We can increase the number of bins

In [None]:
cnts, xe, ye, img = plt.hist2d(df_small["X"], df_small["Y"],range=((0,100),(0,100)),normed=True, bins=20)

In [None]:
df_small.plot("X","Y","hexbin")

## 3. Single guest

Now lets plot the locations for a single random person

In [None]:
guest_id = np.random.choice(df["id"])

In [None]:
guest_df = df.loc[df["id"]==guest_id]

In [None]:
guest_df.shape

In [None]:
guest_df.plot("X","Y","scatter")

Now lets try to use the time information

In [None]:
plt.scatter(guest_df["X"],guest_df["Y"],c=guest_df["time"])
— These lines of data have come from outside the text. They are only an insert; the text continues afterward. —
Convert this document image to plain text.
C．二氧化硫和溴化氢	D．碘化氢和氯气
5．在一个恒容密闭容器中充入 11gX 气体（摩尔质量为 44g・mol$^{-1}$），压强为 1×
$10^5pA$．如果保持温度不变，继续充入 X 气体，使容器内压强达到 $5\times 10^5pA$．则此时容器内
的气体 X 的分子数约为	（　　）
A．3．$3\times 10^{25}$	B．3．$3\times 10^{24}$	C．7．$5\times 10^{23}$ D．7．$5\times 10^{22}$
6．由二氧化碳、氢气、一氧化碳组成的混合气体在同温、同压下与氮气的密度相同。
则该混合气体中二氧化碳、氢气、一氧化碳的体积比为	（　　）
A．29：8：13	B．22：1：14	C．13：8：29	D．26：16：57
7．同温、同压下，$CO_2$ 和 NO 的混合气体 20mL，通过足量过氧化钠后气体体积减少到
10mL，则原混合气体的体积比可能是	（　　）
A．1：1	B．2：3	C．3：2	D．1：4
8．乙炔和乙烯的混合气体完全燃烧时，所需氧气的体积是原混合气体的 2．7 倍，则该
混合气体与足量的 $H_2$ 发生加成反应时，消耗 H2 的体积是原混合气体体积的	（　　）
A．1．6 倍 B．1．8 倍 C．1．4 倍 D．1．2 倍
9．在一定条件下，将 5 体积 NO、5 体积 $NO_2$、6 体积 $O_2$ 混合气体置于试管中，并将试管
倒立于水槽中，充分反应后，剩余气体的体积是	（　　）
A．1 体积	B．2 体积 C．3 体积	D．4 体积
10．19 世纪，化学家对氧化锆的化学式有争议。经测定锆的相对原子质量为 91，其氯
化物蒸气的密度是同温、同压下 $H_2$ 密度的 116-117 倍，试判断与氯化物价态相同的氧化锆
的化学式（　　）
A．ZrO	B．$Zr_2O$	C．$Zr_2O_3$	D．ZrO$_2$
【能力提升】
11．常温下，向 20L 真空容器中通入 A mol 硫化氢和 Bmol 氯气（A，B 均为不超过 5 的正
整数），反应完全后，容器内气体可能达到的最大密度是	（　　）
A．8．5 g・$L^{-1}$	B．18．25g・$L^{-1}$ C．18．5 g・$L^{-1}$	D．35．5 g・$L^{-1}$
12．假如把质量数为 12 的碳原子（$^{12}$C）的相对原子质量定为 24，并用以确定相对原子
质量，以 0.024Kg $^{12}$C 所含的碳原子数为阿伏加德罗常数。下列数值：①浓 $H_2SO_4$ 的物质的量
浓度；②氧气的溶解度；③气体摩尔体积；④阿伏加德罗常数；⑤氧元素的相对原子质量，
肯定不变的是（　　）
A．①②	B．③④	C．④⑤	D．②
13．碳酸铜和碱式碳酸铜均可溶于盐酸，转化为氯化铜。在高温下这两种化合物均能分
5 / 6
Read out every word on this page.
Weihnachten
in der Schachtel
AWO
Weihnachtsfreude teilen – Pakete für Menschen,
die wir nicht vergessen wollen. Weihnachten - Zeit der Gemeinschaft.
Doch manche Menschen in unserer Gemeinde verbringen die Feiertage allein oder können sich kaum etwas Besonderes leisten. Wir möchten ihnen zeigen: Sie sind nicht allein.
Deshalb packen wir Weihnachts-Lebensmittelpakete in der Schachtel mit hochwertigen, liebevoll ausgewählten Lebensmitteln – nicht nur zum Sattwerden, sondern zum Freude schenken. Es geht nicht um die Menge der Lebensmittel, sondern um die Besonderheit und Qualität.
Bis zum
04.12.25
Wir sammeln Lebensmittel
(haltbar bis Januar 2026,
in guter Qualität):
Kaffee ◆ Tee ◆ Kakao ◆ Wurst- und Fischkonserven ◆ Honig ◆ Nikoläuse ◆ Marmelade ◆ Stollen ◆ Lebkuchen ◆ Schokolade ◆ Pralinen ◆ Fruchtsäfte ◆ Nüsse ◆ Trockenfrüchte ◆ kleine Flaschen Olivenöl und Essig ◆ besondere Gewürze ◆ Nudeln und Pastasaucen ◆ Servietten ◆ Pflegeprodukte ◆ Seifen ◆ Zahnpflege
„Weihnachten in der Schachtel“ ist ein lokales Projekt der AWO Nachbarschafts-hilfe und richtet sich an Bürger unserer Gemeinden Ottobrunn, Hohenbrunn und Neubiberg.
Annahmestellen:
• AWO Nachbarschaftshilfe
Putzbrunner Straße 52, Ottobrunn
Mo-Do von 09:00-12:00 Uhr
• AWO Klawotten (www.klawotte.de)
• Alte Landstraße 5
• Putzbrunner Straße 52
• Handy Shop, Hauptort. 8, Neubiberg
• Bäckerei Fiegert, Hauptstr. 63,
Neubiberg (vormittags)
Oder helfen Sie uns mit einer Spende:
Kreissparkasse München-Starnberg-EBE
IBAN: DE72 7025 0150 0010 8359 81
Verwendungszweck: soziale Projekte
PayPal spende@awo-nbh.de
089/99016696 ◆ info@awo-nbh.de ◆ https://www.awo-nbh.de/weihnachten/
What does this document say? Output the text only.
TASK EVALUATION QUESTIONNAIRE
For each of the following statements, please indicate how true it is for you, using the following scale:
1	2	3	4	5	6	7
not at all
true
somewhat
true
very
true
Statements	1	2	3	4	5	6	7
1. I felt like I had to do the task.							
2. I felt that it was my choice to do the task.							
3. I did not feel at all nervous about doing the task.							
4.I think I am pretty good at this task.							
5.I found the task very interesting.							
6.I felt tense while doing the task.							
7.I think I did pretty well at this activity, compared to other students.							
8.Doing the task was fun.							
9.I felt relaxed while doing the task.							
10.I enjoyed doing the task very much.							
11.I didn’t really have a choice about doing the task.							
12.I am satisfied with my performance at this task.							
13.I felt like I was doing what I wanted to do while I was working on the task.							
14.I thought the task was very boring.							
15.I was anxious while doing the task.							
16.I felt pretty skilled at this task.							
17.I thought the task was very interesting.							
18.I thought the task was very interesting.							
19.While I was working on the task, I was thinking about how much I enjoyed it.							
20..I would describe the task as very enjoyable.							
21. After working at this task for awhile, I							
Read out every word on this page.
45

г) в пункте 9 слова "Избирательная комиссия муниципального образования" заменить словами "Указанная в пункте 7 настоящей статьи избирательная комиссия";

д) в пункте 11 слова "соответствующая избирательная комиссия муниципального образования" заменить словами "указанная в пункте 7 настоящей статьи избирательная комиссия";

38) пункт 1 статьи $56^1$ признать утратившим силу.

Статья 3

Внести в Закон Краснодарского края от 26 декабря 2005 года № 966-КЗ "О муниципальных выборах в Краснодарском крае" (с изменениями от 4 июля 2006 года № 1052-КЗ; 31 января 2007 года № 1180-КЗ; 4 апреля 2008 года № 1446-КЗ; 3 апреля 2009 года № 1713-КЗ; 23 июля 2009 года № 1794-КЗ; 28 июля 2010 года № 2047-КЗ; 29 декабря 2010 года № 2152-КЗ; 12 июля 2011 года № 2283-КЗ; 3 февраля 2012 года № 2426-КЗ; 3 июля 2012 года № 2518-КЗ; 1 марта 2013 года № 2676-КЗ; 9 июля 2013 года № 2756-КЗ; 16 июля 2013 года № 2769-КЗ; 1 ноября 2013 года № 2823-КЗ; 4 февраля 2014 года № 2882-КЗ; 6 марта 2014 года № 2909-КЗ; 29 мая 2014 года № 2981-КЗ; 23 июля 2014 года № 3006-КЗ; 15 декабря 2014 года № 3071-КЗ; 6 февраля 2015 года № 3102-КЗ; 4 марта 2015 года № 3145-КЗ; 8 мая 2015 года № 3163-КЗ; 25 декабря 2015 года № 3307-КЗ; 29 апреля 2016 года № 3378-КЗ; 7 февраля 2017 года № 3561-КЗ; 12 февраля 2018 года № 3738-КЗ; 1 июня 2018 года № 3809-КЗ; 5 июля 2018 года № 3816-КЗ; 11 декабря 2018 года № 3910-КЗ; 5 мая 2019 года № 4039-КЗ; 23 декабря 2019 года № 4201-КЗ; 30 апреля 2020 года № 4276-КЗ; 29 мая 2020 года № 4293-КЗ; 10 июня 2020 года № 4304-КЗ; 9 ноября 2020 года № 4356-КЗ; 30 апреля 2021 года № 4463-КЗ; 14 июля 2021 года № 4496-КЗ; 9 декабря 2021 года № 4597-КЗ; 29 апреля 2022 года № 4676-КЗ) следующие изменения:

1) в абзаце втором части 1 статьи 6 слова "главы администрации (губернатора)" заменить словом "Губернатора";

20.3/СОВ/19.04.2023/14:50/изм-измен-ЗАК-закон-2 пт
At what time did he arrive?

In [None]:
guest_df["time"].min()

At what time did he leave?

In [None]:
guest_df["time"].max()

So how long did he stay?

In [None]:
guest_df["time"].max() - guest_df["time"].min()

## 4. Single time frame

Where were the guests between 12:00 and 12:05 ?

In [None]:
noon_dates = (df["time"] < '2014-06-06 12:05:00') & (df["time"] >= '2014-06-06 12:00:00')

In [None]:
noon_df = df.loc[noon_dates]

In [None]:
noon_df.shape

In [None]:
plt.scatter(noon_df["X"], noon_df["Y"], alpha=0.01, marker="o", s=30)

lets add some jitter

In [None]:
plt.scatter(noon_df["X"] +5*np.random.random(len(noon_df))
           ,noon_df["Y"]+5*np.random.random(len(noon_df)),
            alpha=0.01, marker="o", s=30)

## 5. Time analysis

Now lets try to ask some simple questions about time data

- At what time do guests arrive?
- At what time do they leave?
- How long they stay?
- How does park ocupacy vary during the day?

To answer the first questions we needd to transform the data

In [None]:
grouped_times = df.groupby("id")["time"]

In [None]:
arrivals = grouped_times.min()

In [None]:
departures = grouped_times.max()

In [None]:
duration = departures - arrivals

In [None]:
sns.distplot(arrivals.dt.hour+arrivals.dt.minute/60)

In [None]:
sns.distplot(departures.dt.hour+departures.dt.minute/60)

In [None]:
h_duration = duration.dt.seconds/60/60

In [None]:
sns.distplot(h_duration)

Now for the question of park occupacy, we need to group the dataframe by time

In [None]:
time_groups = df.groupby(df.time.dt.hour)

In [None]:
occupancy = time_groups["id"].aggregate(lambda x:len(np.unique(x)))

In [None]:
occupancy.plot()

## Questions

What places did the people who stayed for less than 4 hours visit?

What is the distribution of total traveled distance of park visitors?

What is the mean speed of the park visitors?

Who are the visitors who walked more?

At what times are *check-in* samples recorded?